A series of fluorine-containing homopolycarbonate and copolycarbonates with a wide range of unit ratio were synthesized by the two-phase phase-transfer-catalyzed plycondensation of 2,2-bis (4-hydroxyphenyl)-1,1,1,3,3,3-hexafluoropropane (Bisphenol AF) and/or 2,2-bis (4-hydroxy-phenyl) propane (Bisphenol A) with trichloromethyl chloroformate, and the effect of the fluorine substitution on the synthesis and properties of these polymers was investigated by comparing with those of Bishphenol A-based homopolycarbonate without fluorine. Film-forming moderate-to high-molecular-weight fluorine-containing polycarbonates with reduced viscosities up to 0.54 dL/g were obtained in high yields by using tetra-n-butylammonium bromide as a catalyst, sodium hydroxide as a base, and 1,2-dichloroethane as a medium.
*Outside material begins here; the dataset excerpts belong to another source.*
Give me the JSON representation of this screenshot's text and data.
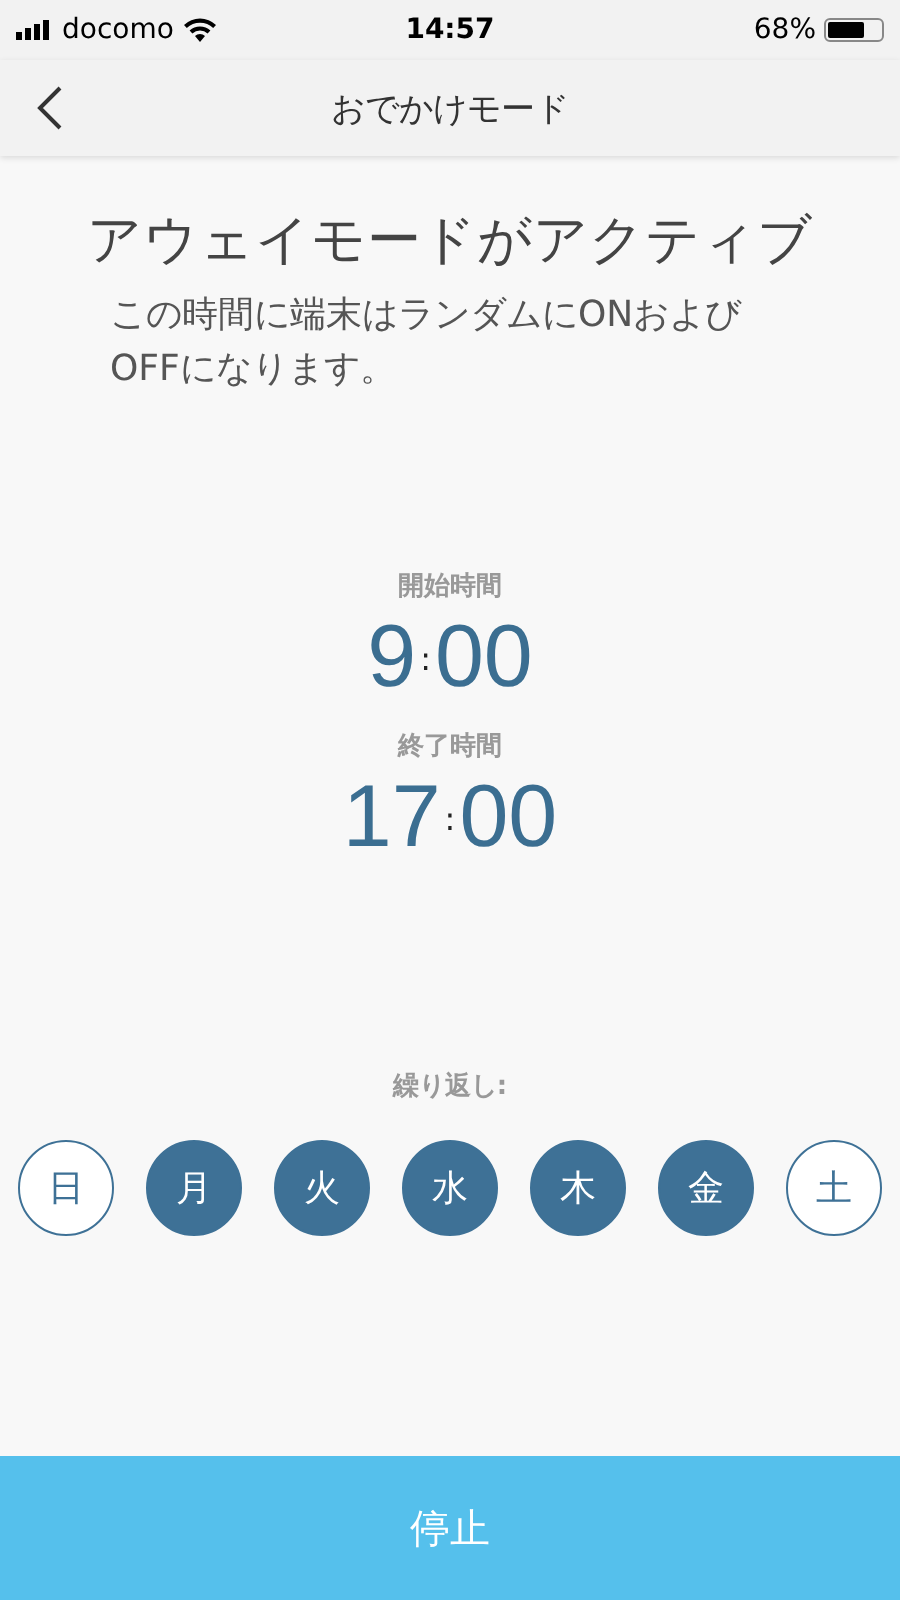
{
  "status_bar": {
    "carrier": "docomo",
    "time": "14:57",
    "battery": "68%"
  },
  "nav": {
    "title": "おでかけモード"
  },
  "heading": "アウェイモードがアクティブ",
  "description": "この時間に端末はランダムにONおよびOFFになります。",
  "times": [
    {
      "label": "開始時間",
      "hour": "9",
      "separator": ":",
      "minute": "00"
    },
    {
      "label": "終了時間",
      "hour": "17",
      "separator": ":",
      "minute": "00"
    }
  ],
  "repeat": {
    "label": "繰り返し:",
    "days": [
      {
        "label": "日",
        "selected": false
      },
      {
        "label": "月",
        "selected": true
      },
      {
        "label": "火",
        "selected": true
      },
      {
        "label": "水",
        "selected": true
      },
      {
        "label": "木",
        "selected": true
      },
      {
        "label": "金",
        "selected": true
      },
      {
        "label": "土",
        "selected": false
      }
    ]
  },
  "stop_button": "停止"
}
The reduced viscosity, however, decreased markedly with increasing feed ratio of Bisphenol AF. Their solubility in common organic solvents was clearly improved by the introduction of fluorine atom. The pliability of the films also increased remarkably with increasing fluorine content. The contact angles formed by water were larger than 90°, regardless of their fluorine contents, at 25°C in air. The critical surface tension and refractive index of Bisphenol AF-based homopolycarbonate were ca. 20 dyn/cm and 1.426, respectively. The glass transition temperatures and thermal stability increased monotonously with increasing fluorine content.